Behind govt ban on sugar exports: Iran war, El Niño, Pg13
Anticipating El Niño's impact and potential fertilizer shortages due to geopolitical tensions, the government prohibits sugar exports until September 2026.
The Directorate General of Foreign Trade (DGFT) prohibited sugar exports effective immediately until September 30, 2026.
This ban applies to all types of sugar: raw, white, and refined.
The decision was influenced by concerns over El Niño and potential disruptions from the Iran war.
India's sugar production for 2025-26 is estimated at 279 lakh tonnes, with opening stocks exceeding 50 lakh tonnes.
Detailed Insights:
The government initially allowed 15 lakh tonnes of sugar exports for the current sugar year, later increasing it to 20 lakh tonnes.

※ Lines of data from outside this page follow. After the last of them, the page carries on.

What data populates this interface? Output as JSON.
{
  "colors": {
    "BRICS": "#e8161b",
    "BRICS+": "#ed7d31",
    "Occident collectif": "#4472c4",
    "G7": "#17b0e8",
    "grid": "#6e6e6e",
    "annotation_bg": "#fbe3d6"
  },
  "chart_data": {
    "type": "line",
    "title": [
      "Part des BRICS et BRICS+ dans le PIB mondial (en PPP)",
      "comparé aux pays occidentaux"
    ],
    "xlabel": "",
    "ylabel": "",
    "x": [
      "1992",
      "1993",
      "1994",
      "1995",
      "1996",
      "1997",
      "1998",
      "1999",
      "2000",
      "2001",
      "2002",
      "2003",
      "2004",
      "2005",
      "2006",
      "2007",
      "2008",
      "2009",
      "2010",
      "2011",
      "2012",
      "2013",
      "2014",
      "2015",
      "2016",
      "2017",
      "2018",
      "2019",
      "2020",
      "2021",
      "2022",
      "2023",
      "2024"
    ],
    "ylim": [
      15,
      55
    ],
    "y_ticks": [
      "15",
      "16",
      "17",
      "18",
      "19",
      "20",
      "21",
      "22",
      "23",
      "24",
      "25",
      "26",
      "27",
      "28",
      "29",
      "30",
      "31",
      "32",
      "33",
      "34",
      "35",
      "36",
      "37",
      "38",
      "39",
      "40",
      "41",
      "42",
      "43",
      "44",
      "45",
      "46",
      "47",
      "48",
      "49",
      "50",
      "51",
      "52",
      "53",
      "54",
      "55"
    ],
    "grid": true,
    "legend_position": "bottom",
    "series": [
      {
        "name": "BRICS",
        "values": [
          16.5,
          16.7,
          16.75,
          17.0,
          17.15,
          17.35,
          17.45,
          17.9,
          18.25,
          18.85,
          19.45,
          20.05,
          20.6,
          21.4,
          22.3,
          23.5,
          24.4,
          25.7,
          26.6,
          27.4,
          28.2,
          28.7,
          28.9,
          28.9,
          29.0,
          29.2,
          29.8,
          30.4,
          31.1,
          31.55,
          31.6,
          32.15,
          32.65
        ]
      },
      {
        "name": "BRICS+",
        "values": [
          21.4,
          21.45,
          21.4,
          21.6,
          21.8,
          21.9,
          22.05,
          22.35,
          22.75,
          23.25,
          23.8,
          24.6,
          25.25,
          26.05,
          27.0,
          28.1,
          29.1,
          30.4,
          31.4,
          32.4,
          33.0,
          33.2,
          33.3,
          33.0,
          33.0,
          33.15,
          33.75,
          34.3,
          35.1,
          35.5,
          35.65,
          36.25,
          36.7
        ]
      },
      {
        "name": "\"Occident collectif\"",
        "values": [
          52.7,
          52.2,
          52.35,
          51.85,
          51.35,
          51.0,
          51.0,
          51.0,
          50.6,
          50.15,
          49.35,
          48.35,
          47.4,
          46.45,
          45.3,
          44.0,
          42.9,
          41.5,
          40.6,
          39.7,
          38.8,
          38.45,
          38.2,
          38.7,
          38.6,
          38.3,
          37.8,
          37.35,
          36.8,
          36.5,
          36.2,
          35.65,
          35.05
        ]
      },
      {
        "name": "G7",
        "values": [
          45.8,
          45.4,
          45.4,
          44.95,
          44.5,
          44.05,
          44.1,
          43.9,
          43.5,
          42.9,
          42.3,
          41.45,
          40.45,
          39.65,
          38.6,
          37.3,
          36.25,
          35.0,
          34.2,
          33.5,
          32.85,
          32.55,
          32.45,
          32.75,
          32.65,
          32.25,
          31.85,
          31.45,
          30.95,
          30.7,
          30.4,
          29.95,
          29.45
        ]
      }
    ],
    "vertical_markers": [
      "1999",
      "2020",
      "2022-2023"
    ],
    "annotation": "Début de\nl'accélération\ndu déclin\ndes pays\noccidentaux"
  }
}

As of now, approximately 6.5 lakh tonnes have been exported, leaving closing stocks at an estimated 42.5 lakh tonnes by September 30.
El Niño, predicted to emerge by July and persist through 2026, could negatively impact monsoon rains and subsequent sugarcane crops.
Disruptions in fertilizer supply due to the ongoing West Asia crisis are also a concern for sugarcane cultivation, which requires substantial fertilizer input.
The government suspects some sugar mills may not be accurately reporting their stock levels in the monthly P-II forms, leading to potential supply shortfalls.
Despite the ban, current export prices are not significantly more favorable than domestic prices, limiting the immediate financial impact on sugar mills.
Key Concepts Involved:
El Niño: A climate pattern characterized by the abnormal warming of waters in the central and eastern equatorial Pacific Ocean, often leading to altered weather patterns globally.
P-II Forms: Monthly reports filed by sugar mills detailing their stock levels, used by the government to allocate sugar quotas for domestic sale.
DGFT (Directorate General of Foreign Trade): The government agency responsible for implementing and regulating India's foreign trade policy.